The dark art of corporate sales agreements between companies and the airlines they buy air travel from is taking on a new twist at Delta Air Lines. Delta has begun to taut its operational reliability as a key figure in corporate sales. Further, the airline is putting its money where its mouth is. According to Business Travel News,
“Delta has introduced the Operational Performance Commitment, which is available to all customers with corporate sales agreements, Delta vice president of global sales Bob Somers said. The agreement, a separate document from corporate sales agreements, offers compensation to accounts if Delta’s controllable on-time and cancellation performance, on an annual basis, as measured by the U.S. Department of Transportation, falls below both United Airlines’ and American Airlines’ performances.”
In short, the airline is so confident in its reliability that it will pay its contracted corporate customers a penalty if its performance falls below that of both American and United. I’m having a hard time seeing Delta writing any checks based on this in the near term. It’s been a minute since I’ve looked at a corporate air travel contract, but they typically contain commitments to allocate a certain percentage of business to the airline. True to form, the article points out that customers must be meeting 95% of their contracted commitment to be eligible for payment.
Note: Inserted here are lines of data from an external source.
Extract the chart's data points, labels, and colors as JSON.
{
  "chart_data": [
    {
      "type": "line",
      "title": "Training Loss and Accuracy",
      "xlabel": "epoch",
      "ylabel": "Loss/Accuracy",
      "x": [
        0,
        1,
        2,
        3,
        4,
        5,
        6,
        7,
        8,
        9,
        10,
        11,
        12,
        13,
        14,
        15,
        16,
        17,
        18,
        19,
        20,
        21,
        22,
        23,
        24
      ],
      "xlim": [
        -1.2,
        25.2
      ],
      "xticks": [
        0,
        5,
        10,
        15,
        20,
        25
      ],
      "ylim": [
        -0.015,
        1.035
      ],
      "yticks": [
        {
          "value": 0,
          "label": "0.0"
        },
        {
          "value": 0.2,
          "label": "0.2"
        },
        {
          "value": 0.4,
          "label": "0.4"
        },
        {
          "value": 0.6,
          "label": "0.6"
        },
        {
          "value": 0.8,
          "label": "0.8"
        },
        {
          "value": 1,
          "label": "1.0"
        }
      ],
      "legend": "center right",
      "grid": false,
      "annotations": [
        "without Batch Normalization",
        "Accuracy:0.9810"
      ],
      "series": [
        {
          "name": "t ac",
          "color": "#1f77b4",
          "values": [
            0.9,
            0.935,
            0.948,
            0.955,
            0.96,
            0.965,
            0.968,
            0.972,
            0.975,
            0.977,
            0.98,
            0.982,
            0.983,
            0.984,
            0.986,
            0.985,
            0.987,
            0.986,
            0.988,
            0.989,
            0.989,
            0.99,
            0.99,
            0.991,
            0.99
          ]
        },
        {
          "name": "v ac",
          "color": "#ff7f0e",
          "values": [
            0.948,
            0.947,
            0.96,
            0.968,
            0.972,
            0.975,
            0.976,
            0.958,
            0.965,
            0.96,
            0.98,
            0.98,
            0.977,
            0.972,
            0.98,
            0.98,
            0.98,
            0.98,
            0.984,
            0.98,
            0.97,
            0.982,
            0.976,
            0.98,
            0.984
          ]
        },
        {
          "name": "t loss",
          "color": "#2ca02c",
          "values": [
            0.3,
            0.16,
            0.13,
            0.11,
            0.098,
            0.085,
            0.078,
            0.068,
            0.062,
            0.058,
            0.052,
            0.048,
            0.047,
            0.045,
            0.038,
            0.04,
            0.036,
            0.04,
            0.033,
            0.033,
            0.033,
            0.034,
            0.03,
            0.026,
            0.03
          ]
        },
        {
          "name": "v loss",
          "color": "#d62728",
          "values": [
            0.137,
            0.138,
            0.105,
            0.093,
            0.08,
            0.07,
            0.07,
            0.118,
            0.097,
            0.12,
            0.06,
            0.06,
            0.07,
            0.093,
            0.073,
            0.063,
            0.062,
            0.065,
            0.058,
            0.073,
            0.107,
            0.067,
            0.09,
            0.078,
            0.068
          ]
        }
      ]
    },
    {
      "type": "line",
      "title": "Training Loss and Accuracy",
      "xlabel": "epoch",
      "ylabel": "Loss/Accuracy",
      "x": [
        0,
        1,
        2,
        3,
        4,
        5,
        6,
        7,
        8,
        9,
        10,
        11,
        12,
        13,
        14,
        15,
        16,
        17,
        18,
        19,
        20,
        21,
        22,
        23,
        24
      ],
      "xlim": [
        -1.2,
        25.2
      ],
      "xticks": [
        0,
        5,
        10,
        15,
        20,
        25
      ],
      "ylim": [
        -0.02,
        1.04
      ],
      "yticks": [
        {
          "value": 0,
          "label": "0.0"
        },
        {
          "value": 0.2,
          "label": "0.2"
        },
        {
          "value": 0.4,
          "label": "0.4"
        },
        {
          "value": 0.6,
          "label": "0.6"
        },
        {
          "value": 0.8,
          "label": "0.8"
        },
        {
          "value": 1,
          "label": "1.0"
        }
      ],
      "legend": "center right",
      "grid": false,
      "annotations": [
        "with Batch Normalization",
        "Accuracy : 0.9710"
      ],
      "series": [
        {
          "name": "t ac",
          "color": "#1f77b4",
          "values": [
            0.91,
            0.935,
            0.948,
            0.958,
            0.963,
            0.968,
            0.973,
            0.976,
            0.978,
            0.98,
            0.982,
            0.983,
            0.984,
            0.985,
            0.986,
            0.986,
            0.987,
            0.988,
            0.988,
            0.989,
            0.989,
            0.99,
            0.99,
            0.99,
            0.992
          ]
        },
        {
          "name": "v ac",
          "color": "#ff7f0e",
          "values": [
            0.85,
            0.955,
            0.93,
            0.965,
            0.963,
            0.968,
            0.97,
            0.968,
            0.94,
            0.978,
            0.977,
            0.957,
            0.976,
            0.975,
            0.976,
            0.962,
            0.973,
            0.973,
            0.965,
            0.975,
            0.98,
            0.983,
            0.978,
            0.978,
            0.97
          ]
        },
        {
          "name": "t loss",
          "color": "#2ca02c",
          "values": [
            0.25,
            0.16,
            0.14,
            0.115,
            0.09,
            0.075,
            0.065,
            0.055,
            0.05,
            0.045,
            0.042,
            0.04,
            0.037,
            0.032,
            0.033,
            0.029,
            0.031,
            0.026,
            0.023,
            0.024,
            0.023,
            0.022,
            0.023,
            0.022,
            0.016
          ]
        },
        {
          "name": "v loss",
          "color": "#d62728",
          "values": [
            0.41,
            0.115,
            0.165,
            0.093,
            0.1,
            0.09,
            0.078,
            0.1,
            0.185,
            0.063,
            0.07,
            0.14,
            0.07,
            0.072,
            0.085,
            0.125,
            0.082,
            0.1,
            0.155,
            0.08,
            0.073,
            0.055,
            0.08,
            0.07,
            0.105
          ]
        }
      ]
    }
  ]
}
An interesting development. Delta has become well-known for reliable operations compared to the other big global airlines. On the other hand, notably missing from this commitment – Delta’s “partner” Alaska Airlines. In the end, I think this is a pretty smart move by Delta in the corporate travel market. In the near term, I doubt they fall below the operational performance of both American and United. One could speculate that the 95% contracted commitment requirement to be eligible for payment might serve as a bit of a carrot for corporate travel departments to encourage traveler compliance with contracts too.